Dans les deux régions où Marine Le Pen et Marion Maréchal-Le Pen étaient en lice, Nord-Pas-de-Calais-Picardie et PACA, les écarts entre les concurrents, sont également sans appel – en Nord-Pas de Calais-Picardie, la liste de droite de Xavier Bertrand l’emporte avec environ 58%, en PACA, le conservateur niçois Christian Estrosi obtient environ 55% face à Marion Maréchal-Le Pen. Le message est clair : l’extrémisme au pouvoir, non merci !
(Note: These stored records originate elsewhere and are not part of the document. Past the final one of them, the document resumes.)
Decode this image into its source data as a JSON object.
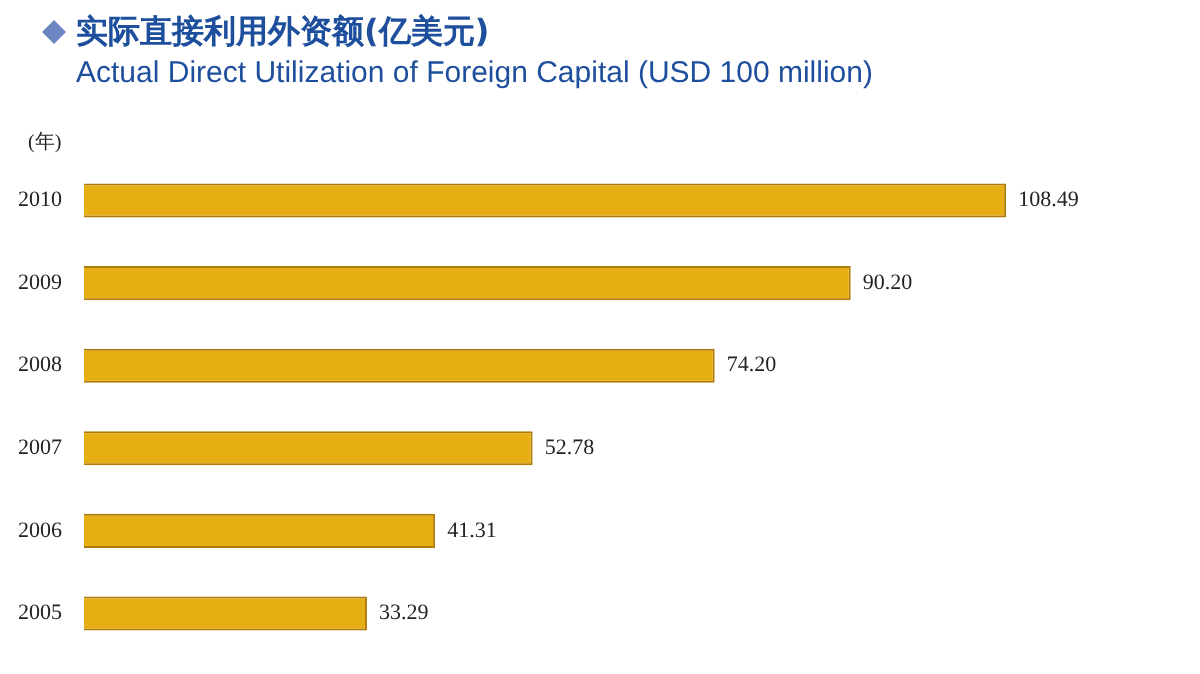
{
  "chart_data": {
    "type": "bar",
    "orientation": "horizontal",
    "title": "实际直接利用外资额(亿美元)",
    "subtitle": "Actual Direct Utilization of Foreign Capital (USD 100 million)",
    "ylabel": "(年)",
    "categories": [
      "2010",
      "2009",
      "2008",
      "2007",
      "2006",
      "2005"
    ],
    "values": [
      108.49,
      90.2,
      74.2,
      52.78,
      41.31,
      33.29
    ],
    "value_labels": [
      "108.49",
      "90.20",
      "74.20",
      "52.78",
      "41.31",
      "33.29"
    ],
    "color": "#e6ae12",
    "legend": false
  }
}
Maintenant, à Philippe Richert de mener la nouvelle grande région ACAL dans un schéma coopératif en se souvenant qu’une grande partie des candiats socialistes et écologistes avaient clairement invité leurs électeurs à barrer la route aux extrémistes – ce qui constituerait une excellente occasion pour Richert d’associer, à l’instar de ce qui se fait à l’Eurométropole, les autres forces vives de «l’adversaire politique» à la gestion de ce nouveau grand ensemble. Sous le leitmotiv «Compétence au lieu de corporatisme», Richert a maintenant l’occasion de mener une politique d’ouverture, de consensus pour le bien d’ACAL et de ses habitants.

Et là, chers ami(e)s français, une grand «bravo !» de l’autre rive du Rhin, car en rejetant ceux qui veulent remettre l’Europe et de nombreux acquis européens en question, ACAL a retrouvé le chemin vers cette grande région européenne qu’elle peut devenir. Vraiment – «bravo !»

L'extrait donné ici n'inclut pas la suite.